In choosing whether to lead from the front or be a part of a mindless pack herd, I am glad that yesterday we chose to lead from the front.

Posted by Paul Harper | Report as abusive

If you were around at the time, you’d know what a frame-up this was. It was unbelievable literally & metaphorically.
And the US didn’t jail the crazy naval captain who shot down the Iranian airliner. BBC had a (?) Horizon program with Pentagon data showing how criminal that was.
Of course the murders remain terrible. And I feel genuinely sad. But maybe it’s a chance to review the case.

Posted by malc (scot) cochran | Report as abusive

Perhaps it’s time for truth & honesty not ranting rhetoric. Had the US Government prosecuted the Captain of the USS Vincennes following the shooting down of an Iranian airliner in July 1988, killing all 290 people – it’s doubtful that the Pan Am bombing in December 1988 would ever have happened.

To this day no condolences or heartfelt apology has ever been offered by the US Government to these heartbroken and grieving relatives in Iran.

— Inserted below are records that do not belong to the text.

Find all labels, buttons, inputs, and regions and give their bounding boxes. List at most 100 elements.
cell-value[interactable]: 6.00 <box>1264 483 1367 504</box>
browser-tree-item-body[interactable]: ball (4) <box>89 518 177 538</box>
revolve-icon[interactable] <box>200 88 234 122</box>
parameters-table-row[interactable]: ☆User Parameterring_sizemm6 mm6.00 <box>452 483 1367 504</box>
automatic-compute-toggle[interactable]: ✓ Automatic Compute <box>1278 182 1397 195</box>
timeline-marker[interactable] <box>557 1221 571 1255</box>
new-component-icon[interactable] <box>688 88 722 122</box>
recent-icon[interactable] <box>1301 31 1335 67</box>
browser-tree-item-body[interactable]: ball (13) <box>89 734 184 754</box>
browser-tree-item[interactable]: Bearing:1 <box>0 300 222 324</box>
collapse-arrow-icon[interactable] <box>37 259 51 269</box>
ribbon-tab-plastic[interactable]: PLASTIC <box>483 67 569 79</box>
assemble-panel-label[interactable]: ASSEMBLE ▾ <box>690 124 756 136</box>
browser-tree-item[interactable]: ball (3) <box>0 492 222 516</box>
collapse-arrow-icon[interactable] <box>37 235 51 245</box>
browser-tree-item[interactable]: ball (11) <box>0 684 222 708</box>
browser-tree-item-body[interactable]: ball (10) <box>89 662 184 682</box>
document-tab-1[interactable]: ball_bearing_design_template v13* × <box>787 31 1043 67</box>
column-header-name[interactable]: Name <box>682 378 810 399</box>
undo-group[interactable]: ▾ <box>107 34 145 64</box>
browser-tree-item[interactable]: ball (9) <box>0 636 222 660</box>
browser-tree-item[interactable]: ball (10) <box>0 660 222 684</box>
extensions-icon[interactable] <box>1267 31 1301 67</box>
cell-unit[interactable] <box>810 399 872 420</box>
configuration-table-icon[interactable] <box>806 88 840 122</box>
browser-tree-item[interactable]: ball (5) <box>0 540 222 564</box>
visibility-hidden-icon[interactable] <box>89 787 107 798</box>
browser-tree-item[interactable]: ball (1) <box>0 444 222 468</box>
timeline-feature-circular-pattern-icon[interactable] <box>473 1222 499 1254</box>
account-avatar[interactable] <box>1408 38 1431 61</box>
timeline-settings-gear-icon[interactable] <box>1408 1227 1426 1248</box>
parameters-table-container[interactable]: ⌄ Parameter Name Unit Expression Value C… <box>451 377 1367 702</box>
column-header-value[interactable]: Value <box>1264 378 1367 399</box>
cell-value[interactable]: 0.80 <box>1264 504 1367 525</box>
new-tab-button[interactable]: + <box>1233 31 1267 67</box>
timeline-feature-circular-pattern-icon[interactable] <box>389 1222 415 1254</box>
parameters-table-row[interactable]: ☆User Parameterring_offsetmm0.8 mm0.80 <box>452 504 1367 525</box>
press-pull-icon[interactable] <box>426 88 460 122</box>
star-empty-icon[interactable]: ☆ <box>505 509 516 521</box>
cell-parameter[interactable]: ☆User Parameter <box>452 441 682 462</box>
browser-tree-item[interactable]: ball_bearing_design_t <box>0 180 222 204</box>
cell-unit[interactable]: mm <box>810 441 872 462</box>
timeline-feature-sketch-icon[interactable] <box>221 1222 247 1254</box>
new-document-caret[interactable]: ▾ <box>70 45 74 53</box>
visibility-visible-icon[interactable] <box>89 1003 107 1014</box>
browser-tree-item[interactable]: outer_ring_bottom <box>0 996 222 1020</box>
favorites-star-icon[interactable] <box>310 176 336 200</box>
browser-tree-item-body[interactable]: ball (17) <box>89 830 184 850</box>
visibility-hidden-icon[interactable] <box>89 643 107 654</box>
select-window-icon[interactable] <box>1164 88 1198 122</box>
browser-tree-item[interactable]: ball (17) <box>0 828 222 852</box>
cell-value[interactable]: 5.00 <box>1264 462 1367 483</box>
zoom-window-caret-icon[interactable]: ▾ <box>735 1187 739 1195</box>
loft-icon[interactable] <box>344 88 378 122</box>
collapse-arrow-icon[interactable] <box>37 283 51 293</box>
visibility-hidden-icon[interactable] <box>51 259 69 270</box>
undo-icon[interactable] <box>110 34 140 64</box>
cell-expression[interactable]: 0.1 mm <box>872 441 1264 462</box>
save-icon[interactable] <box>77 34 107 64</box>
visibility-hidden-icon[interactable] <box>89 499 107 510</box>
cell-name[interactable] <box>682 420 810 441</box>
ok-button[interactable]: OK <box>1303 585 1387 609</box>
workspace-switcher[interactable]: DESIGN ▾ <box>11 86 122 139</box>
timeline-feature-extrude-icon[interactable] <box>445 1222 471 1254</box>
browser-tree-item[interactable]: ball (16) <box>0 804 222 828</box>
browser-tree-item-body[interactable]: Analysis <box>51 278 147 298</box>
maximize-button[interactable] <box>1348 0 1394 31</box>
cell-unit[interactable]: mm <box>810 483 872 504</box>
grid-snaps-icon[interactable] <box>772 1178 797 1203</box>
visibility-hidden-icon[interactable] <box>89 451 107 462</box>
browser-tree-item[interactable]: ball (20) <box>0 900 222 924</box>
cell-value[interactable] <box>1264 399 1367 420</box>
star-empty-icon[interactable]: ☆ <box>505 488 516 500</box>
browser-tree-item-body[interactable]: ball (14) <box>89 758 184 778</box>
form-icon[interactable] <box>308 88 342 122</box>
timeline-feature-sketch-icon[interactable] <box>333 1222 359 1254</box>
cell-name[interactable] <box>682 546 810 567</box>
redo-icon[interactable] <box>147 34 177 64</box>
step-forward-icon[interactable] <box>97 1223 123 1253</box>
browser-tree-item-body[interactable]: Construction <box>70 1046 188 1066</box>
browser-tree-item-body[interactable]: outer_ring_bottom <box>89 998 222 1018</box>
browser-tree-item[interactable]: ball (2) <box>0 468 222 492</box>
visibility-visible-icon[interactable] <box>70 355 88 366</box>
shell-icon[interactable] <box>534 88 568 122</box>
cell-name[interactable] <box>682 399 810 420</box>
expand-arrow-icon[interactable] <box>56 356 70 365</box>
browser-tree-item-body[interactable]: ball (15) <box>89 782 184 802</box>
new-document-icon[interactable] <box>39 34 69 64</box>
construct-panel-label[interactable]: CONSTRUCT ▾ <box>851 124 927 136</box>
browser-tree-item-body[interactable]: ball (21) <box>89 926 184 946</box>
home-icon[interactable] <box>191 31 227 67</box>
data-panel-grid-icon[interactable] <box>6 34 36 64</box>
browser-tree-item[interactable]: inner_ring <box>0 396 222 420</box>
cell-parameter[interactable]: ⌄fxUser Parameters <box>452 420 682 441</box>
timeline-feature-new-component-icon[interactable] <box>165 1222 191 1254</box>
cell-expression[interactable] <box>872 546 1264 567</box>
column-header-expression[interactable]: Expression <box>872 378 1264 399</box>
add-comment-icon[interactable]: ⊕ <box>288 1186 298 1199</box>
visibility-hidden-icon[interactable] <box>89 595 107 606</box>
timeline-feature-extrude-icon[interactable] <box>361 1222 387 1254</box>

Posted by Rebecca G | Report as abusive

Put a bounty on his head with money collected from family of survivors. Also all travel to Scotland should be canceled. Western Countries should initiate sanction/boycott on Scotland for specific amount of time.

Posted by jane klein | Report as abusive

When was justice and compassion shown by the USofA when the USS Vincennes shot down the Iranian airliner killing 300. who was brought to trial for that crime?

Posted by dave s | Report as abusive

Just putting in a little tangential here. What is the EU position on this one? they are normally quite overriding in their treatment of an otherwise passive GB. They do seem relatively silent on this one.
Paul Harpers comment appeals to me, but he,d better skate fast though, he,s on thin ice.

Posted by Libra | Report as abusive

So disappointed in the release of a convicted terrorist. I thought the country of Scotland was strongly against terrorism, but as we have learned. It is sending a very dangerous message to the world.
I can not believe that what I thought was a civilized nation could actually spear leniency to a terrorist,
But what do you expect from a nation that deep fry’s cakes and candy!!!!

Posted by Marshall | Report as abusive

Disappointing. Whilel some might think it compassionate to let him go it is certainly not the justice that was due him or the people whom he killed. Vengence? No vengence is killing the man’s family for what he did. Trial and court of law with a life sentces? Justice.

Letting him out without finishing his sentence? Injustices and the reopening of wounds for the familys who lost loved ones, let alone for those that worked so hard to find him, by picking through torn up body parts and unopened Christmas presents for their families. Just a thought less gester, lost on Lybians and hurtful toward allies and friends. Or is America an ally an friend? If sure Lybia never gave hundreds of thousands of lives twice to save Scotland.

Posted by Boris | Report as abusive

I wish people would learn to spell properly before ranting on about other peoples’ ideas…. what will become of this country?